Remember Scott McClellan? He's that charmingly useless White House Press Secretary who came between Ari Fleischer and Tony Snow. You know--the one who always looked like he might have to run out of the press room and throw up. Well, he's got a book out, and it seems that perception wasn't far off:
• McClellan charges that Bush relied on “propaganda” to sell the war.
• He says the White House press corps was too easy on the administration during the run-up to the war.
• He admits that some of his own assertions from the briefing room podium turned out to be “badly misguided.”
• The longtime Bush loyalist also suggests that two top aides held a secret West Wing meeting to get their story straight about the CIA leak case at a time when federal prosecutors were after them — and McClellan was continuing to defend them despite mounting evidence they had not given him all the facts.
• McClellan asserts that the aides — Karl Rove, the president’s senior adviser, and I. Lewis “Scooter” Libby, the vice president’s chief of staff — “had at best misled” him about their role in the disclosure of former CIA operative Valerie Plame’s identity.

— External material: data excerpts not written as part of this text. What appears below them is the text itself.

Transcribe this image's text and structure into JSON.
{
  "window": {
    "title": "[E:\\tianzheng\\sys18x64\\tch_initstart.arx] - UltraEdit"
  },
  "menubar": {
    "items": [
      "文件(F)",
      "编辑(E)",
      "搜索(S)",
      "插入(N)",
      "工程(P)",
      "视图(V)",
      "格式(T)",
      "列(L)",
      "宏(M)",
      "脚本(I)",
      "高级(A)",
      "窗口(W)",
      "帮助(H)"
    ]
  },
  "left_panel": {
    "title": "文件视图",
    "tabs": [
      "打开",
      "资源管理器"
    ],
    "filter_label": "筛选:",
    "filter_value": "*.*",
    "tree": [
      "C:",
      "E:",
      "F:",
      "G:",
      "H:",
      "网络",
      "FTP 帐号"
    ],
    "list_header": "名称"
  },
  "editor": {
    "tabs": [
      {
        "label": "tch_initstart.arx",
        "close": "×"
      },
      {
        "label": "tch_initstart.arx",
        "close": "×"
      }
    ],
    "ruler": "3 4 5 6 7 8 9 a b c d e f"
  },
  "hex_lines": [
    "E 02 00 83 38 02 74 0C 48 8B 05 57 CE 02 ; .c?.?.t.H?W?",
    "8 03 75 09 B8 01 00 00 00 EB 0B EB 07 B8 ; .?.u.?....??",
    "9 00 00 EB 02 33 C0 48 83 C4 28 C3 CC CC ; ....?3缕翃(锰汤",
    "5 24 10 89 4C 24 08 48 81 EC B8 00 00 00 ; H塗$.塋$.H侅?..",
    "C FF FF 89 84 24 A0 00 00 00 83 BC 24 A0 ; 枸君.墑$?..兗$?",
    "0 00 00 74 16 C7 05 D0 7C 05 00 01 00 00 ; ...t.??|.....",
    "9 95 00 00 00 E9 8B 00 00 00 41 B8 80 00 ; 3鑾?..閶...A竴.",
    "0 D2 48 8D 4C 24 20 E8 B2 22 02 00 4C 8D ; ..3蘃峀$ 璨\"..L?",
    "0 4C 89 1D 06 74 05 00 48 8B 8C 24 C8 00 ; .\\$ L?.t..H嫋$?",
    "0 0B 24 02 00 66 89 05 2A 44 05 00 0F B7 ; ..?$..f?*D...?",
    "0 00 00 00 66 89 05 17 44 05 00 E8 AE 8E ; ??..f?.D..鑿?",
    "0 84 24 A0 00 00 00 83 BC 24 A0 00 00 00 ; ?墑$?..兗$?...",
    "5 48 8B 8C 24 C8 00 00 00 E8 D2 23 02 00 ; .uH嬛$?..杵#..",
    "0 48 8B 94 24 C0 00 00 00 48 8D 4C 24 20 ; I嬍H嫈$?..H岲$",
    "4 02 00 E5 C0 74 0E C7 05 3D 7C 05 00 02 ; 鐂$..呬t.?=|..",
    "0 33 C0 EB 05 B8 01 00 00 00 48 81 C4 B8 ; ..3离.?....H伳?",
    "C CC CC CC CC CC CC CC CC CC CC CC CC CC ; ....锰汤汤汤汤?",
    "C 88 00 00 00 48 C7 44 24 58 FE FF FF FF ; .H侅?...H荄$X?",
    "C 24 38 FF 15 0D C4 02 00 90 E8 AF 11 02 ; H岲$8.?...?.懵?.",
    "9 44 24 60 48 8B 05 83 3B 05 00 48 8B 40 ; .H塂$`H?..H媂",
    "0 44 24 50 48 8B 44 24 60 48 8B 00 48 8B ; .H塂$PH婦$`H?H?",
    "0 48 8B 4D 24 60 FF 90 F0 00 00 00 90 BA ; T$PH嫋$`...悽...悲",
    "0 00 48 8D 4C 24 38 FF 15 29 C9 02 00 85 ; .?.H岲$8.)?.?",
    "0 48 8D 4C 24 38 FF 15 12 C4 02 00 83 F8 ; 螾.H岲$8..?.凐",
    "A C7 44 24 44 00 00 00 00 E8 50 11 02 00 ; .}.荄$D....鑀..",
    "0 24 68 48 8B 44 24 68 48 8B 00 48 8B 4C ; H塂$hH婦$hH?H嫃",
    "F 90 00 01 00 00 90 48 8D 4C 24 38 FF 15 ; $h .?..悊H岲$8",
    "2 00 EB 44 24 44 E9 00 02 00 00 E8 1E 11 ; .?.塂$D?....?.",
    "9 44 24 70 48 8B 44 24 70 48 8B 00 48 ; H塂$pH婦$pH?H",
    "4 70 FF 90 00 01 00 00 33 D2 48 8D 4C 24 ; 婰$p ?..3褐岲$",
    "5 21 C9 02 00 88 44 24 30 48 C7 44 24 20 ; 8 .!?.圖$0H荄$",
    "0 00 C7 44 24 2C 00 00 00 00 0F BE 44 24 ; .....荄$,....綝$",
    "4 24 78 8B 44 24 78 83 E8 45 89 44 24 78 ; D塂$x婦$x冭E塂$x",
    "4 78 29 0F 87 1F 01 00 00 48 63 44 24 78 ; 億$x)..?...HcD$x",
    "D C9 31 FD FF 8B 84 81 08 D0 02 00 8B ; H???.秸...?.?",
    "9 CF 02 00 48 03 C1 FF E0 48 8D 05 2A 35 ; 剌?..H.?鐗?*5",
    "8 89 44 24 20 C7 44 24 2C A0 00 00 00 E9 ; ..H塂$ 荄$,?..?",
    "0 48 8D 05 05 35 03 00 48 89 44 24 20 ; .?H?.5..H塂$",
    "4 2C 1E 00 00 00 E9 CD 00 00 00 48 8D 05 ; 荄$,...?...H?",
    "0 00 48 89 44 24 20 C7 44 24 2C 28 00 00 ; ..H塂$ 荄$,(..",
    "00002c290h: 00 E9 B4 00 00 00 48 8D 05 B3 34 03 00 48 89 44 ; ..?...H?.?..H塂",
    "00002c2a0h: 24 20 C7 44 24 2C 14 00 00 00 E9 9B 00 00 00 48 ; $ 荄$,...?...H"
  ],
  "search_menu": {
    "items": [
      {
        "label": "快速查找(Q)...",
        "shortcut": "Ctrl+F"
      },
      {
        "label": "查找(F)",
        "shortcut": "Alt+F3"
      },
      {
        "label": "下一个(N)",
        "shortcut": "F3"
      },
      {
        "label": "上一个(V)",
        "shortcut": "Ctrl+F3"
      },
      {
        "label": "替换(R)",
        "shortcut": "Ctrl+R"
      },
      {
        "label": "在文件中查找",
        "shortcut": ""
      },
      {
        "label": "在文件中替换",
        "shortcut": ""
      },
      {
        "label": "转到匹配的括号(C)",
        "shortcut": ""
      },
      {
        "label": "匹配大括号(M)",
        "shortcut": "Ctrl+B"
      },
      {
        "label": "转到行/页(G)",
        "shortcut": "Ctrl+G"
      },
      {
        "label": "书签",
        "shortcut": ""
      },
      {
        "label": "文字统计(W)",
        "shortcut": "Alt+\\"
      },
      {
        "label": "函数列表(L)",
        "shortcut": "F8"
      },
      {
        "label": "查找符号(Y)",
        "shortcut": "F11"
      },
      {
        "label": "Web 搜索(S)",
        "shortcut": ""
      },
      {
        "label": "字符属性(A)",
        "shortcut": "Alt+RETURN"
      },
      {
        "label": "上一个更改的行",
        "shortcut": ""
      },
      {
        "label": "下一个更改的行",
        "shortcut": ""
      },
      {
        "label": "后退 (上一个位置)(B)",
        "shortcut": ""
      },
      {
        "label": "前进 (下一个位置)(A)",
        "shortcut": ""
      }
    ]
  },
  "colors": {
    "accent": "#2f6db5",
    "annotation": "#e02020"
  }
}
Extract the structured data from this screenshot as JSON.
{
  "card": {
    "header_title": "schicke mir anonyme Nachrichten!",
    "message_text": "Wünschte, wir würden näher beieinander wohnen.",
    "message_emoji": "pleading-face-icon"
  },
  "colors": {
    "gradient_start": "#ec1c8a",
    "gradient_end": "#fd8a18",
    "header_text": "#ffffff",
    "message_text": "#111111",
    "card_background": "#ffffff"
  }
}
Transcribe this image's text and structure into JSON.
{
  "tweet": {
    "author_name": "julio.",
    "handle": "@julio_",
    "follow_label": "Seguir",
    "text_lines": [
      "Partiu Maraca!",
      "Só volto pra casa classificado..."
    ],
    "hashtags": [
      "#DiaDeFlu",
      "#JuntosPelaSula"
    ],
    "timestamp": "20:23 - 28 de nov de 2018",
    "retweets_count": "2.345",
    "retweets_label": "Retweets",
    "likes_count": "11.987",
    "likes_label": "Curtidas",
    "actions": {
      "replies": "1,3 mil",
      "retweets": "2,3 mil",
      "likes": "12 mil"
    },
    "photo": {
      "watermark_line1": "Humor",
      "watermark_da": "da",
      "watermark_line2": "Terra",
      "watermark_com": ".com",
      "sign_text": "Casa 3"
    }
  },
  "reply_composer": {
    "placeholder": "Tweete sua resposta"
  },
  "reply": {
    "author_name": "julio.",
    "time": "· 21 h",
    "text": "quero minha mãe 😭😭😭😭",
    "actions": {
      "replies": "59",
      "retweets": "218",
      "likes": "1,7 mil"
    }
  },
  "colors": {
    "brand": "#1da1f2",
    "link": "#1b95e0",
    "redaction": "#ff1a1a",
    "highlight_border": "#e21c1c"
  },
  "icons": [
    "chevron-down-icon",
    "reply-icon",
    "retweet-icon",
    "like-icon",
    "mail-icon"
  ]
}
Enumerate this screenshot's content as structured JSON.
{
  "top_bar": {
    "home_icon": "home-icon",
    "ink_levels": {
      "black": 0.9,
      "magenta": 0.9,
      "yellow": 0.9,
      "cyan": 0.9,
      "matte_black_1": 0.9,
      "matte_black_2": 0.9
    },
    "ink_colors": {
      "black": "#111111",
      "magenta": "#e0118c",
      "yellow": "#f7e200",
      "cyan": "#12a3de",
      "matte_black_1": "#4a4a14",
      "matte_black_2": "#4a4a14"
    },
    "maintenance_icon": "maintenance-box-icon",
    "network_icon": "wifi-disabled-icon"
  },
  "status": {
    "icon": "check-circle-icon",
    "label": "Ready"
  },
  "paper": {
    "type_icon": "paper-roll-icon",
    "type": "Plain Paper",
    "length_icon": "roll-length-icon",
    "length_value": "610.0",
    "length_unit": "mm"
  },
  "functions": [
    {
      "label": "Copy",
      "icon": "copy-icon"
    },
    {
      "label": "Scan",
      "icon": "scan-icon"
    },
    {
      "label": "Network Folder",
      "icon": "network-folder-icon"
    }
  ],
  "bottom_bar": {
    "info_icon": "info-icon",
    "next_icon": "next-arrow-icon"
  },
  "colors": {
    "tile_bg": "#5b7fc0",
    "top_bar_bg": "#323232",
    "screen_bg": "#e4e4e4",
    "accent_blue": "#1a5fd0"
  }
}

This will get obviously get interesting.
UPDATE: This is hilarious:
Decrying the Bush administration’s “excessive embrace of the permanent campaign approach to governance,” McClellan recommends that future presidents appoint a “deputy chief of staff for governing” who “would be responsible for making sure the president is continually and consistently committed to a high level of openness and forthrightness and transcending partisanship to achieve unity.
A Deputy Chief of Staff for Governing? Presidents following George W. Bush should elevate the task of governing to the level of a Deputy Chief of Staff? How bold. Perhaps the president could devote, say, 20% of his time to it as well?
I picked a bad week to stop sniffing glue.